The third alternative is the best for various reasons. First, developing new products to serve the same segment does not eliminate the company’s ability to develop economies of scale. Since the products are within the same segment, the corporation’s competence can be enhanced. The company has better chances to survive through this strategy, compared to market diversification because it has created stability in the premium market segment. Secondly, the solution allows the company to attain both stability and flexibility. Since Fairlife will be the signature product, the firm’s performance will be stable once the product becomes accepted by the clients. The availability of other products for the same market segment provides flexibility. Any problem with Fairlife may be leveraged by selling the rest. Therefore, the company can be responsive to a variety of customer needs through the product mix, while promoting Fairlife. Additionally, the company can edge out competitors by limiting their offers. Since early adopters and imitators change aspects of an existing product to create a new offer, product diversification can lock them out of competition. When Coca-Cola has a variety of products within the premium segment, it increases the probability that features not found in Fairlife can be found in other products. Consequently, any possible change that the competitors can introduce to the market is covered by one of the company’s products. The third solution maximizes the first alternative’s merits and increases competitive advantage by diversifying its portfolio.
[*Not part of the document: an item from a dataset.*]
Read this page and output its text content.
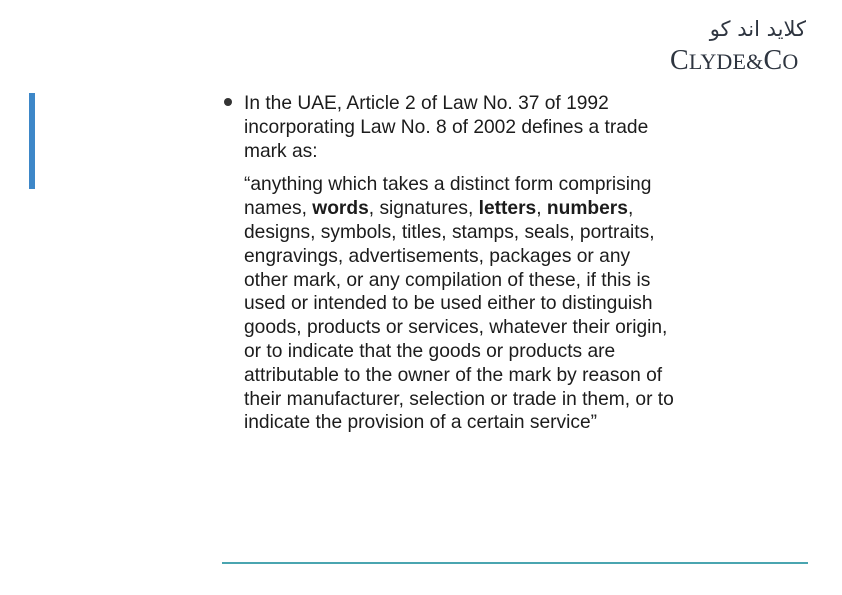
كلايد اند كو
CLYDE&CO

In the UAE, Article 2 of Law No. 37 of 1992 incorporating Law No. 8 of 2002 defines a trade mark as:

“anything which takes a distinct form comprising names, words, signatures, letters, numbers, designs, symbols, titles, stamps, seals, portraits, engravings, advertisements, packages or any other mark, or any compilation of these, if this is used or intended to be used either to distinguish goods, products or services, whatever their origin, or to indicate that the goods or products are attributable to the owner of the mark by reason of their manufacturer, selection or trade in them, or to indicate the provision of a certain service”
One of the positive outcomes that the implementation of the chosen alternative will bring is market dominance. Customers in this segment can get almost any product they want from the company through its diversified portfolio. As such, competitors will have little chance of succeeding in the market. The only drawback the implementation may create is on the side of customers. Coca-Cola can manipulate the prices, leaving the customers with no remedy because there are few competitors in the market.


Coca-Cola should implement the third alternative because it will provide it with market dominance and control of the dairy premium segment. The alternative provides a clear strategic advantage and mitigates the risks of offering a single product. The economies of scale that the company would gain by adopting this strategy can help it create entry barriers for competitors. Through efficiencies in production and marketing, the company can sell products at a price that new entrants cannot charge. Consequently, it will become the market leader and will set the pace for other competitors, thus controlling the largest market share. When a company is in a dominant position, it can control some forces that affect the industry, which provides it with advantage, while disadvantaging others. Such forces include competition and pricing of commodities. Concentrating on market research can increase the knowledge of the organization for future product developments. Therefore, the third alternative is strategic because it takes care of future ventures.


The main marketing issues include fragmentation of the market, a price-sensitive declining market, low switching costs and high demand for dairy products. The most critical issue among them is the declining market because it directly affects the success of Fairlife. There are three alternative solutions to reduce the negative effects of the shrinking market. The first one is to concentrate on the premium product Fairlife. The second solution is to defend Fairlife’s segment, while seeking ventures for new segments. The third alternative is to develop Fairlife for the premium market and other products for the same customers. The third alternative is the best because it promotes the development of economies of scale, flexibility and stability for the company. Moreover, it allows the company to edge out its competitors from competition. Therefore, Coca-Cola should implement the third alternative because its benefits are more than those of other alternatives and promotes its market dominance.